Wednesday, May 07, 2008

Want a Slightly Wet, New Mazda? Tough Luck

A few months ago I read a fascinating article in Wired about the Cougar Ace, a freighter that was disabled and sank two years ago with nearly 5000 new Mazda automobiles inside. The story focused on the team of rugged salvagers who managed to refloat the vessel and save it.

But what happened to those cars? On Neatorama, I found out the answer, from an article in the WSJ on April 29. Despite pleas from movie makers who wanted to blow them up, schools who wanted to use the cars for shop classes and other people who just wanted a really cheap new car, they decided to crush all 4703 of them in Portland Oregon recently.

They blew up all of the airbags with detonators and drained, gutted squished and shredded each shiny new Mazda 3 that came up from the airtight hull of the Cougar Ace. It turned out that fears of being sued trumped any good will gestures they might have considered in disposing of the cars.

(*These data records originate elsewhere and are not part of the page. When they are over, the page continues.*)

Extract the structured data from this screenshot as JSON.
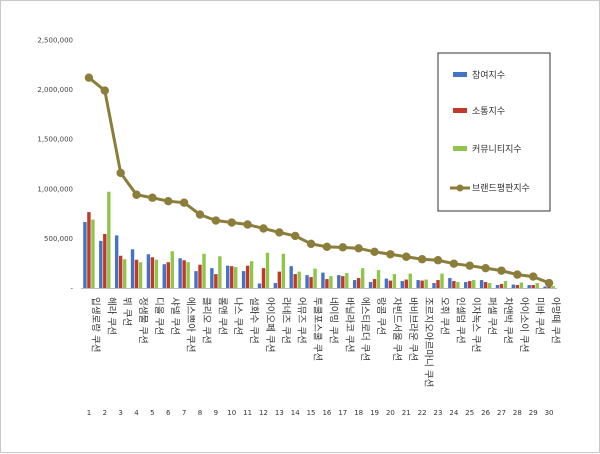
{
  "chart_data": {
    "type": "bar",
    "title": "",
    "xlabel": "",
    "ylabel": "",
    "ylim": [
      0,
      2500000
    ],
    "yticks": [
      "-",
      "500,000",
      "1,000,000",
      "1,500,000",
      "2,000,000",
      "2,500,000"
    ],
    "grid": false,
    "legend_position": "right",
    "categories": [
      "입생로랑 쿠션",
      "헤라 쿠션",
      "뷔 쿠션",
      "정샘물 쿠션",
      "디올 쿠션",
      "샤넬 쿠션",
      "에스쁘아 쿠션",
      "클리오 쿠션",
      "롬앤 쿠션",
      "나스 쿠션",
      "설화수 쿠션",
      "아이오페 쿠션",
      "라네즈 쿠션",
      "어뮤즈 쿠션",
      "투쿨포스쿨 쿠션",
      "네이밍 쿠션",
      "바닐라코 쿠션",
      "에스티로더 쿠션",
      "랑콤 쿠션",
      "자빈드서울 쿠션",
      "바비브라운 쿠션",
      "조르지오아르마니 쿠션",
      "오휘 쿠션",
      "인셀덤 쿠션",
      "이자녹스 쿠션",
      "퍼셀 쿠션",
      "차앤박 쿠션",
      "아이소이 쿠션",
      "미바 쿠션",
      "아망떼 쿠션"
    ],
    "ranks": [
      "1",
      "2",
      "3",
      "4",
      "5",
      "6",
      "7",
      "8",
      "9",
      "10",
      "11",
      "12",
      "13",
      "14",
      "15",
      "16",
      "17",
      "18",
      "19",
      "20",
      "21",
      "22",
      "23",
      "24",
      "25",
      "26",
      "27",
      "28",
      "29",
      "30"
    ],
    "series": [
      {
        "name": "참여지수",
        "type": "bar",
        "color": "#4472C4",
        "values": [
          665000,
          475000,
          530000,
          390000,
          340000,
          240000,
          300000,
          170000,
          200000,
          225000,
          170000,
          45000,
          50000,
          220000,
          130000,
          155000,
          130000,
          80000,
          60000,
          95000,
          70000,
          80000,
          50000,
          100000,
          60000,
          80000,
          30000,
          35000,
          30000,
          15000
        ]
      },
      {
        "name": "소통지수",
        "type": "bar",
        "color": "#C0392B",
        "values": [
          765000,
          545000,
          325000,
          285000,
          310000,
          260000,
          280000,
          235000,
          140000,
          220000,
          225000,
          200000,
          165000,
          140000,
          110000,
          90000,
          120000,
          100000,
          90000,
          75000,
          85000,
          75000,
          80000,
          70000,
          70000,
          60000,
          40000,
          30000,
          30000,
          15000
        ]
      },
      {
        "name": "커뮤니티지수",
        "type": "bar",
        "color": "#8FC549",
        "values": [
          690000,
          970000,
          290000,
          260000,
          285000,
          370000,
          260000,
          345000,
          320000,
          210000,
          270000,
          355000,
          345000,
          165000,
          195000,
          120000,
          150000,
          200000,
          180000,
          140000,
          145000,
          85000,
          145000,
          60000,
          80000,
          50000,
          70000,
          55000,
          50000,
          20000
        ]
      },
      {
        "name": "브랜드평판지수",
        "type": "line",
        "color": "#8B7D3A",
        "values": [
          2120000,
          1990000,
          1160000,
          940000,
          910000,
          875000,
          860000,
          740000,
          680000,
          660000,
          640000,
          600000,
          560000,
          525000,
          445000,
          415000,
          410000,
          400000,
          365000,
          340000,
          315000,
          290000,
          280000,
          245000,
          225000,
          200000,
          175000,
          135000,
          115000,
          50000
        ]
      }
    ]
  }
}
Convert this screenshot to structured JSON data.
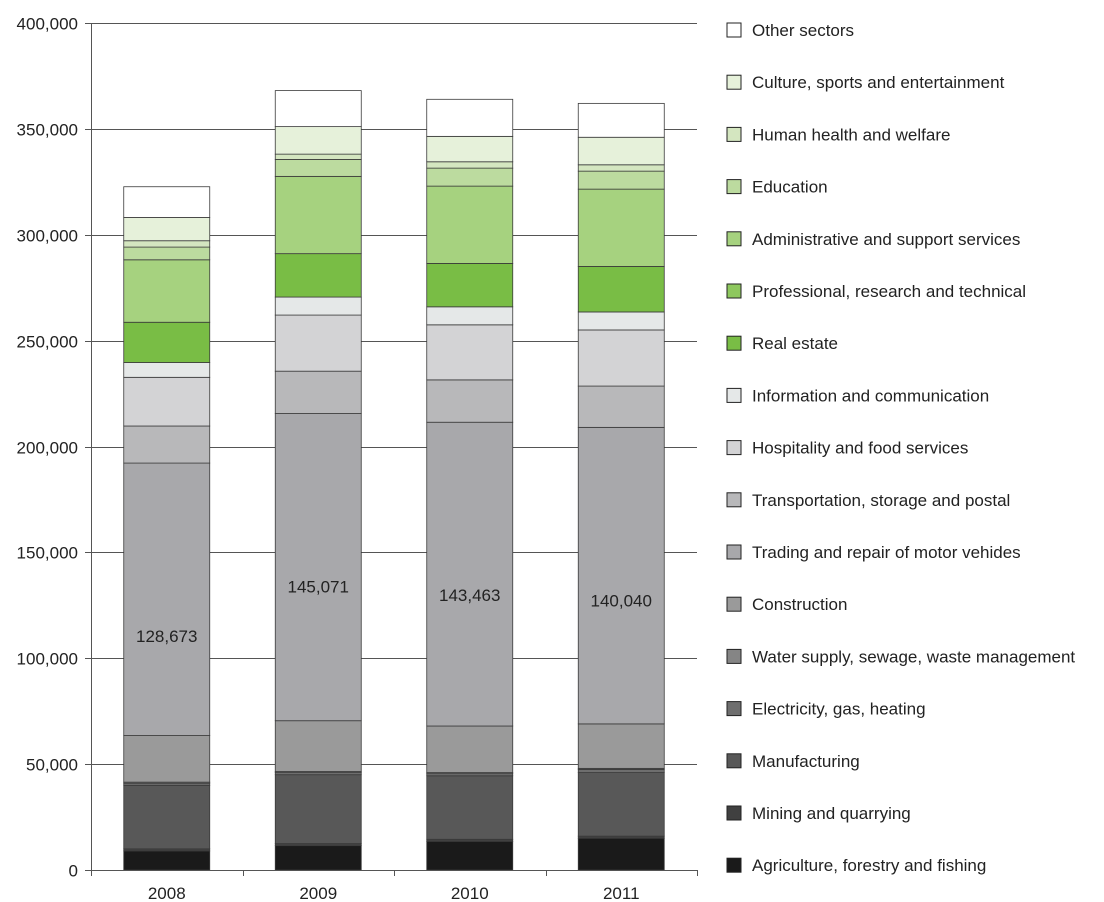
{
  "chart_data": {
    "type": "bar",
    "stacked": true,
    "title": "",
    "xlabel": "",
    "ylabel": "",
    "ylim": [
      0,
      400000
    ],
    "yticks": [
      0,
      50000,
      100000,
      150000,
      200000,
      250000,
      300000,
      350000,
      400000
    ],
    "ytick_labels": [
      "0",
      "50,000",
      "100,000",
      "150,000",
      "200,000",
      "250,000",
      "300,000",
      "350,000",
      "400,000"
    ],
    "grid": "horizontal",
    "legend_position": "right",
    "categories": [
      "2008",
      "2009",
      "2010",
      "2011"
    ],
    "series": [
      {
        "name": "Agriculture, forestry and fishing",
        "color": "#1a1a1a",
        "values": [
          9000,
          11500,
          13500,
          15000
        ]
      },
      {
        "name": "Mining and quarrying",
        "color": "#404040",
        "values": [
          1000,
          1000,
          1000,
          1000
        ]
      },
      {
        "name": "Manufacturing",
        "color": "#585858",
        "values": [
          30000,
          32500,
          30000,
          30000
        ]
      },
      {
        "name": "Electricity, gas, heating",
        "color": "#6e6e6e",
        "values": [
          1000,
          1000,
          1000,
          1500
        ]
      },
      {
        "name": "Water supply, sewage, waste management",
        "color": "#858585",
        "values": [
          500,
          500,
          500,
          500
        ]
      },
      {
        "name": "Construction",
        "color": "#9a9a9a",
        "values": [
          22000,
          24000,
          22000,
          21000
        ]
      },
      {
        "name": "Trading and repair of motor vehicles",
        "color": "#a8a8ab",
        "values": [
          128673,
          145071,
          143463,
          140040
        ]
      },
      {
        "name": "Transportation, storage and postal",
        "color": "#b8b8ba",
        "values": [
          17500,
          20000,
          20000,
          19500
        ]
      },
      {
        "name": "Hospitality and food services",
        "color": "#d3d3d5",
        "values": [
          23000,
          26500,
          26000,
          26500
        ]
      },
      {
        "name": "Information and communication",
        "color": "#e5e8e8",
        "values": [
          7000,
          8500,
          8500,
          8500
        ]
      },
      {
        "name": "Real estate",
        "color": "#79bd45",
        "values": [
          19000,
          20500,
          20500,
          21500
        ]
      },
      {
        "name": "Professional, research and technical",
        "color": "#8ec85e",
        "values": [
          0,
          0,
          0,
          0
        ]
      },
      {
        "name": "Administrative and support services",
        "color": "#a6d27f",
        "values": [
          29500,
          36500,
          36500,
          36500
        ]
      },
      {
        "name": "Education",
        "color": "#bcdb9f",
        "values": [
          6000,
          8000,
          8500,
          8500
        ]
      },
      {
        "name": "Human health and welfare",
        "color": "#d4e6c0",
        "values": [
          3000,
          2500,
          3000,
          3000
        ]
      },
      {
        "name": "Culture, sports and entertainment",
        "color": "#e6f1da",
        "values": [
          11000,
          13000,
          12000,
          13000
        ]
      },
      {
        "name": "Other sectors",
        "color": "#ffffff",
        "values": [
          14500,
          17000,
          17500,
          16000
        ]
      }
    ],
    "data_labels": [
      {
        "category": "2008",
        "series": "Trading and repair of motor vehicles",
        "text": "128,673"
      },
      {
        "category": "2009",
        "series": "Trading and repair of motor vehicles",
        "text": "145,071"
      },
      {
        "category": "2010",
        "series": "Trading and repair of motor vehicles",
        "text": "143,463"
      },
      {
        "category": "2011",
        "series": "Trading and repair of motor vehicles",
        "text": "140,040"
      }
    ],
    "legend_entries": [
      "Other sectors",
      "Culture, sports and entertainment",
      "Human health and welfare",
      "Education",
      "Administrative and support services",
      "Professional, research and technical",
      "Real estate",
      "Information and communication",
      "Hospitality and food services",
      "Transportation, storage and postal",
      "Trading and repair of motor vehicles",
      "Construction",
      "Water supply, sewage, waste management",
      "Electricity, gas, heating",
      "Manufacturing",
      "Mining and quarrying",
      "Agriculture, forestry and fishing"
    ],
    "legend_labels": [
      "Other sectors",
      "Culture, sports and entertainment",
      "Human health and welfare",
      "Education",
      "Administrative and support services",
      "Professional, research and technical",
      "Real estate",
      "Information and communication",
      "Hospitality and food services",
      "Transportation, storage and postal",
      "Trading and repair of motor vehides",
      "Construction",
      "Water supply, sewage, waste management",
      "Electricity, gas, heating",
      "Manufacturing",
      "Mining and quarrying",
      "Agriculture, forestry and fishing"
    ]
  }
}
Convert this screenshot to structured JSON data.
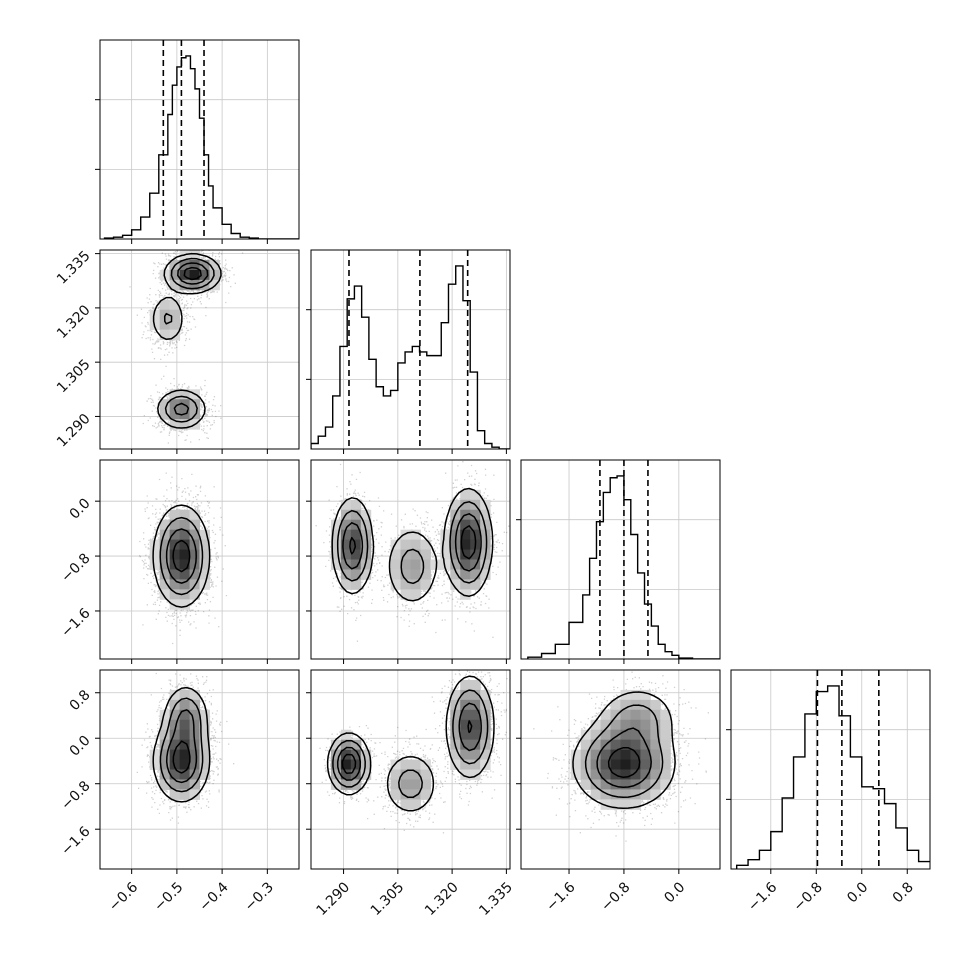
{
  "chart_data": {
    "type": "corner",
    "description_of_grid": "4x4 lower-triangular corner plot of a 4-parameter posterior sample",
    "parameters": [
      {
        "name": "",
        "range": [
          -0.67,
          -0.23
        ],
        "ticks": [
          -0.6,
          -0.5,
          -0.4,
          -0.3
        ],
        "tick_labels": [
          "−0.6",
          "−0.5",
          "−0.4",
          "−0.3"
        ],
        "quantiles": [
          -0.53,
          -0.49,
          -0.44
        ],
        "modes": [
          {
            "mu": -0.49,
            "sd": 0.03,
            "w": 1
          }
        ]
      },
      {
        "name": "",
        "range": [
          1.281,
          1.336
        ],
        "ticks": [
          1.29,
          1.305,
          1.32,
          1.335
        ],
        "tick_labels": [
          "1.290",
          "1.305",
          "1.320",
          "1.335"
        ],
        "quantiles": [
          1.2915,
          1.3111,
          1.3243
        ],
        "modes": [
          {
            "mu": 1.292,
            "sd": 0.0028,
            "w": 0.32
          },
          {
            "mu": 1.309,
            "sd": 0.004,
            "w": 0.16
          },
          {
            "mu": 1.3245,
            "sd": 0.0032,
            "w": 0.52
          }
        ]
      },
      {
        "name": "",
        "range": [
          -2.3,
          0.6
        ],
        "ticks": [
          -1.6,
          -0.8,
          0.0
        ],
        "tick_labels": [
          "−1.6",
          "−0.8",
          "0.0"
        ],
        "quantiles": [
          -1.15,
          -0.8,
          -0.45
        ],
        "modes": [
          {
            "mu": -0.78,
            "sd": 0.36,
            "w": 1
          }
        ]
      },
      {
        "name": "",
        "range": [
          -2.3,
          1.2
        ],
        "ticks": [
          -1.6,
          -0.8,
          0.0,
          0.8
        ],
        "tick_labels": [
          "−1.6",
          "−0.8",
          "0.0",
          "0.8"
        ],
        "quantiles": [
          -0.78,
          -0.35,
          0.3
        ],
        "modes": [
          {
            "mu": -0.45,
            "sd": 0.32,
            "w": 0.72
          },
          {
            "mu": 0.35,
            "sd": 0.35,
            "w": 0.28
          }
        ]
      }
    ],
    "histograms": [
      {
        "param": 0,
        "bins": [
          -0.66,
          -0.64,
          -0.62,
          -0.6,
          -0.58,
          -0.56,
          -0.54,
          -0.52,
          -0.51,
          -0.5,
          -0.49,
          -0.48,
          -0.47,
          -0.46,
          -0.45,
          -0.44,
          -0.43,
          -0.42,
          -0.4,
          -0.38,
          -0.36,
          -0.34,
          -0.32,
          -0.3
        ],
        "counts": [
          0.005,
          0.01,
          0.02,
          0.05,
          0.12,
          0.25,
          0.46,
          0.68,
          0.84,
          0.94,
          0.99,
          1.0,
          0.93,
          0.82,
          0.66,
          0.46,
          0.29,
          0.17,
          0.08,
          0.03,
          0.01,
          0.005,
          0.0,
          0.0
        ]
      },
      {
        "param": 1,
        "bins": [
          1.281,
          1.283,
          1.285,
          1.287,
          1.289,
          1.291,
          1.293,
          1.295,
          1.297,
          1.299,
          1.301,
          1.303,
          1.305,
          1.307,
          1.309,
          1.311,
          1.313,
          1.315,
          1.317,
          1.319,
          1.321,
          1.323,
          1.325,
          1.327,
          1.329,
          1.331,
          1.333,
          1.335
        ],
        "counts": [
          0.03,
          0.07,
          0.12,
          0.29,
          0.56,
          0.82,
          0.89,
          0.72,
          0.49,
          0.34,
          0.29,
          0.32,
          0.47,
          0.53,
          0.56,
          0.53,
          0.51,
          0.51,
          0.69,
          0.9,
          1.0,
          0.81,
          0.42,
          0.1,
          0.03,
          0.01,
          0.0,
          0.0
        ]
      },
      {
        "param": 2,
        "bins": [
          -2.2,
          -2.0,
          -1.8,
          -1.6,
          -1.4,
          -1.3,
          -1.2,
          -1.1,
          -1.0,
          -0.9,
          -0.8,
          -0.7,
          -0.6,
          -0.5,
          -0.4,
          -0.3,
          -0.2,
          -0.1,
          0.0,
          0.2,
          0.4
        ],
        "counts": [
          0.01,
          0.03,
          0.08,
          0.2,
          0.35,
          0.55,
          0.75,
          0.91,
          0.99,
          1.0,
          0.87,
          0.68,
          0.47,
          0.3,
          0.18,
          0.08,
          0.04,
          0.02,
          0.005,
          0.0,
          0.0
        ]
      },
      {
        "param": 3,
        "bins": [
          -2.2,
          -2.0,
          -1.8,
          -1.6,
          -1.4,
          -1.2,
          -1.0,
          -0.8,
          -0.6,
          -0.4,
          -0.2,
          0.0,
          0.2,
          0.4,
          0.6,
          0.8,
          1.0
        ],
        "counts": [
          0.02,
          0.05,
          0.1,
          0.2,
          0.38,
          0.6,
          0.83,
          0.95,
          0.98,
          0.82,
          0.6,
          0.44,
          0.43,
          0.35,
          0.22,
          0.1,
          0.04
        ]
      }
    ],
    "scatter_points_per_panel": 3500,
    "contour_levels": [
      0.12,
      0.3,
      0.55,
      0.82
    ],
    "grid": true,
    "legend": "none",
    "xlabels": [
      "",
      "",
      "",
      ""
    ],
    "ylabels": [
      "",
      "",
      ""
    ]
  }
}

Ford, Mazda's parent company, "also worried that scammers might find a way to spirit the cars abroad to sell as new. That happened to thousands of so-called "Katrina cars" salvaged from New Orleans' flooding three years ago. Those cars -- their electronics gone haywire and sand in the engines -- were given a paint job and unloaded in Latin America on unsuspecting buyers, damaging auto makers' reputations."

The company did manage to salvage the valuable catalytic converters but they punctured all of the new tires, and sliced the alloy rims in two, to make sure nobody tried to resell them. The rest of the vehicles become pieces of metal no bigger than an ashtray, headed back to Asia where they will be remade--into new cars.